The next day, as I’m blissfully planning what I’m going to show, my friend mentions that since the gallery is located in our alma mater, we should be showing our artwork from when we attended classes there over forty years ago. Well, that really changed my plans! I didn’t even remember what I was creating all those decades ago.o where is that work? I check all the nooks and crannies of my studio storage and then the basement. With no other options left, I climbed the wooden pull-down ladder leading to the stuffy attic in my home. As I’m in my late 70s, I avoid climbing ladders whenever possible, but at that point, I was driven.
And there they were, boxes and portfolios filled with drawings and paintings that hadn’t seen the light of day for too many decades. Drawings of my sons, now middle-aged, when they were little boys playing Matchbox cars on the living room floor, digging sand at the beach, and hitting baseballs in the Little League fields. Memories of those years were stirred up. Not just the happy ones either. I felt waves of conflicting emotions flood through me as I pulled each piece of artwork out. I remembered the tumult of feelings I had been experiencing when I originally created that art as a soon-to-be single parent.

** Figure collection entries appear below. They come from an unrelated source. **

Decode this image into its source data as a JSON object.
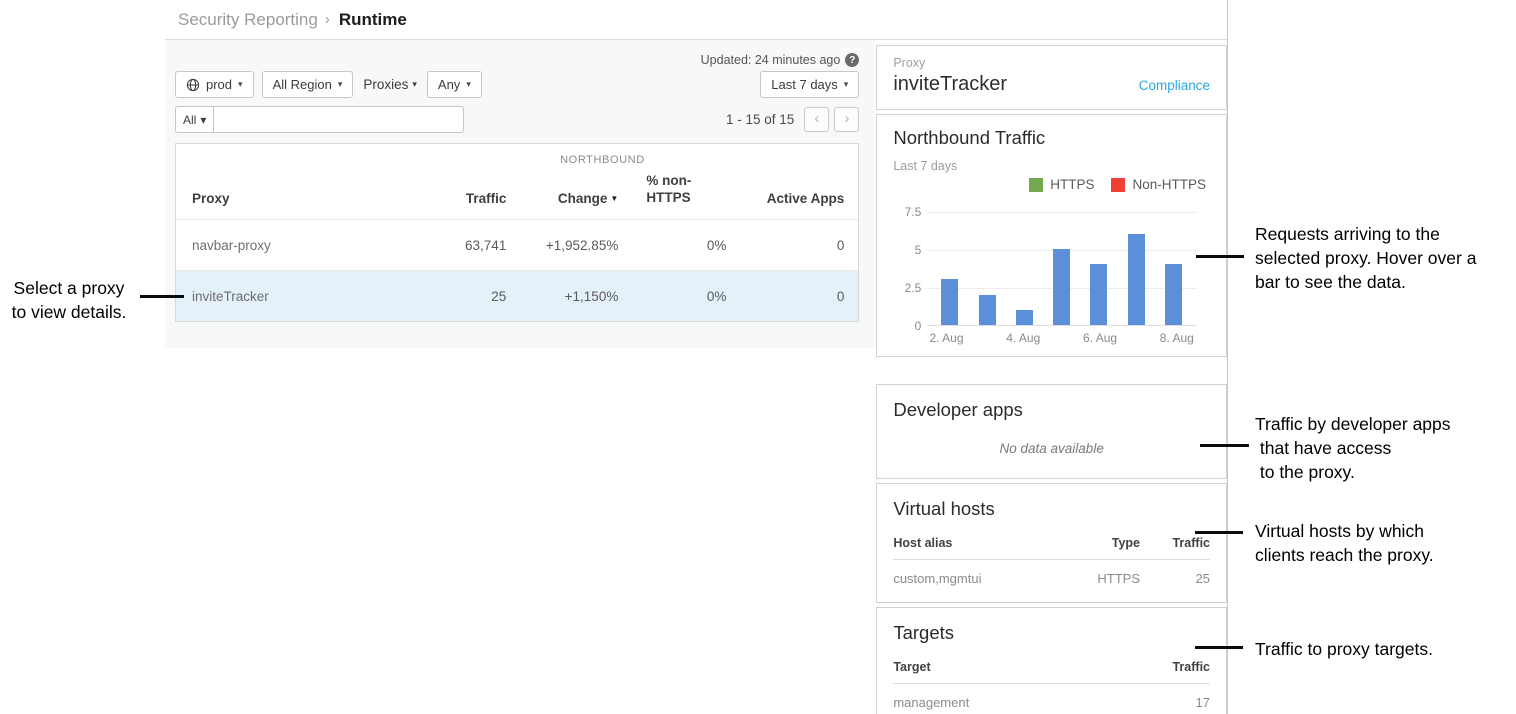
{
  "breadcrumb": {
    "parent": "Security Reporting",
    "separator": "›",
    "current": "Runtime"
  },
  "toolbar": {
    "updated": "Updated: 24 minutes ago",
    "help_glyph": "?",
    "env_button": "prod",
    "region_button": "All Region",
    "proxies_button": "Proxies",
    "any_button": "Any",
    "date_range_button": "Last 7 days",
    "filter_all_button": "All",
    "search_value": "",
    "pagination": "1 - 15 of 15",
    "prev_glyph": "‹",
    "next_glyph": "›"
  },
  "table": {
    "group_header": "NORTHBOUND",
    "col_proxy": "Proxy",
    "col_traffic": "Traffic",
    "col_change": "Change",
    "col_non_https_line1": "% non-",
    "col_non_https_line2": "HTTPS",
    "col_active_apps": "Active Apps",
    "rows": [
      {
        "proxy": "navbar-proxy",
        "traffic": "63,741",
        "change": "+1,952.85%",
        "non_https": "0%",
        "active_apps": "0",
        "selected": false
      },
      {
        "proxy": "inviteTracker",
        "traffic": "25",
        "change": "+1,150%",
        "non_https": "0%",
        "active_apps": "0",
        "selected": true
      }
    ]
  },
  "detail": {
    "proxy_label": "Proxy",
    "proxy_name": "inviteTracker",
    "compliance_link": "Compliance",
    "developer_apps": {
      "title": "Developer apps",
      "empty_text": "No data available"
    },
    "virtual_hosts": {
      "title": "Virtual hosts",
      "col_host_alias": "Host alias",
      "col_type": "Type",
      "col_traffic": "Traffic",
      "rows": [
        {
          "host_alias": "custom,mgmtui",
          "type": "HTTPS",
          "traffic": "25"
        }
      ]
    },
    "targets": {
      "title": "Targets",
      "col_target": "Target",
      "col_traffic": "Traffic",
      "rows": [
        {
          "target": "management",
          "traffic": "17"
        }
      ]
    }
  },
  "chart_data": {
    "type": "bar",
    "title": "Northbound Traffic",
    "subtitle": "Last 7 days",
    "categories": [
      "2. Aug",
      "3. Aug",
      "4. Aug",
      "5. Aug",
      "6. Aug",
      "7. Aug",
      "8. Aug"
    ],
    "values": [
      3,
      2,
      1,
      5,
      4,
      6,
      4
    ],
    "x_tick_labels": [
      "2. Aug",
      "4. Aug",
      "6. Aug",
      "8. Aug"
    ],
    "y_ticks": [
      "0",
      "2.5",
      "5",
      "7.5"
    ],
    "ylim": [
      0,
      7.5
    ],
    "grid": true,
    "legend_position": "top-right",
    "bar_color": "#5b8edb",
    "legend": [
      {
        "label": "HTTPS",
        "color": "#74a850"
      },
      {
        "label": "Non-HTTPS",
        "color": "#ee4037"
      }
    ]
  },
  "annotations": {
    "select_proxy": {
      "lines": [
        "Select a proxy",
        "to view details."
      ]
    },
    "requests": {
      "lines": [
        "Requests arriving to the",
        "selected proxy. Hover over a",
        "bar to see the data."
      ]
    },
    "dev_apps": {
      "lines": [
        "Traffic by developer apps",
        " that have access",
        " to the proxy."
      ]
    },
    "vhosts": {
      "lines": [
        "Virtual hosts by which",
        "clients reach the proxy."
      ]
    },
    "targets": {
      "lines": [
        "Traffic to proxy targets."
      ]
    }
  }
}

The quality of the work surprised me in a good way. My drawing skills were much better than I’d remembered, and my brushwork and paint handling were already established and foreshadow the paintings I create now. With minor touchups and framing, enough of the work was exhibition-ready. It would add a few chapters to the story of the work I’m currently creating. These early works would enrich the story of my current work and add historical background and context to how the work and the artist have evolved over the years.
The show went up, people came to view the work and a month later the show came down. Now what? I wasn’t ready to banish them again to the attic, unknown and anonymous. Seeing and engaging with this newly found work, I knew it deserved the same level of documenting as all my current work has had over the last few decades. This labor of love took many more months than the actual exhibition had been hanging in the gallery.
The walls in my home are filled, as are the closets and basement storage spaces. This new old work deserves respect, so I had to think strategically about how to solve this dilemma taking into consideration my commitment to no longer climbing ladders.
Now I have a climate-controlled storage room in a facility near my home. No more dusty attics, no more climbing. All my art, new and old that can’t fit in my home, now resides in this safe space.

Now, another decision. Who to entrust this legacy to? I wanted someone much younger than I am. My son would not be as focused since he is absorbed in his career and settling into what will be his snowbird existence as the seasons change.
Hubby agreed with me that the obvious person was our now-grown grandson, who had worked with me in the studio painting and creating assemblages when he was a child. He has sat with me at art festivals, has loaded my car with art, and also goes on ladders for me to remove and rehang art on my studio walls as it comes and goes for the many shows I’m still happily exhibiting in. I know he is deeply attached to my art and would also have an interest in preserving it.
Over the phone, I gently ask him a few questions, testing his interest in what I would be proposing. He seemed stunned but clearly pleased. At his favorite diner in town, he and I discussed the details of the legacy I would like to entrust to him. I told him about the legal copyrights of my work that would be his when I’m gone. He understands that my work replaces any headstone in a plot of grass somewhere. He knows what matters to me. He also knows that I don’t want this legacy to be a burden for him. That it’s his choice of what he does with the work, the website and the writings. We had an important, meaningful, and bittersweet conversation.

Months later, I am still working diligently to document the work that represents my visual biography. I’ve reviewed steps in my life’s journey that revealed forgotten passages of my experience. Plus, and most importantly, I’ve connected with my grandson in what might have otherwise been difficult conversations about life and life’s passing. He knows I was with him moments after he was born and he knows he’ll be there for me, moments after I’m gone. We are both aware and enriched by this reality.
Now, sitting in my recliner where I received the initial email from my friend inviting me to share in an exhibition that would come and go quickly, I appreciate how this invitation proved to be so much more than an art show.